In fact, the CD features in its liner notes the names of the first 500 fans who ordered the CD, a sort of thank-you to those who cast a vote of confidence for The Presidents .
Guess how Savage is promoting it. Yep, he's giving away one of the CD's tracks, "I'm Mad," in MP3 form to any site that wants to post it. The Dederer-penned tune, Savage says, is timely, as it addresses political frustrations.
"That was the only political song that they've ever written," says Savage. "We figured it was appropriate with the elections. And it's a band called The Presidents, so ... ."
So, hovering like cloud above the entire Internet music business is the question: Will people continue to buy CDs if they can get music online?
Savage says yes.

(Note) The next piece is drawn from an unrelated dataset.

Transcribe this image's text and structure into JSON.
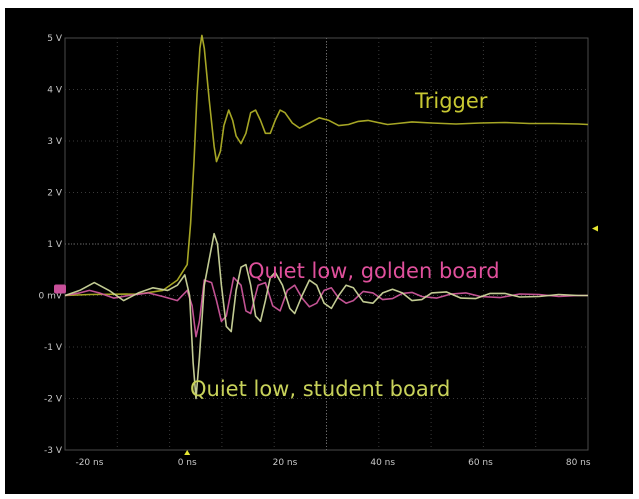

Handing out a few singles on the Web should only whet appetites, he says.
"It's the Mrs. Fields cookie idea," he says. "If you give out samples in the store, you hope people will come back and buy a bag of cookies."
But in the case of Radiohead and its full-album release, something else was at work. Capitol promoted the idea that "Kid A" was worth more than an Internet-quality listen. And the CD packaging contains a secret booklet for fans. It's filled with bizarre art and stream-of-consciousness phrases.
The bottom line: The business potential for music on the Internet is there, but until the dust in the Napster case -- and the dust from other Internet music pioneers -- settles, that potential is as predictable as the wind. Napster's announcement Tuesday of a strategic
alliance with music-publishing leviathan
Bertelsmann to turn Napster into a
"membership-based service" is being
viewed within the industry as a welcome
step toward overcoming the music service's pirate image.
Meantime, people like Bechtel at Capitol Records are using the Internet's free-music capabilities to promote top bands. But where she stands on the Napster issue is apparently left for the courts.
When asked in the e-mail interview whether she's pro-Napster, she left her answer blank.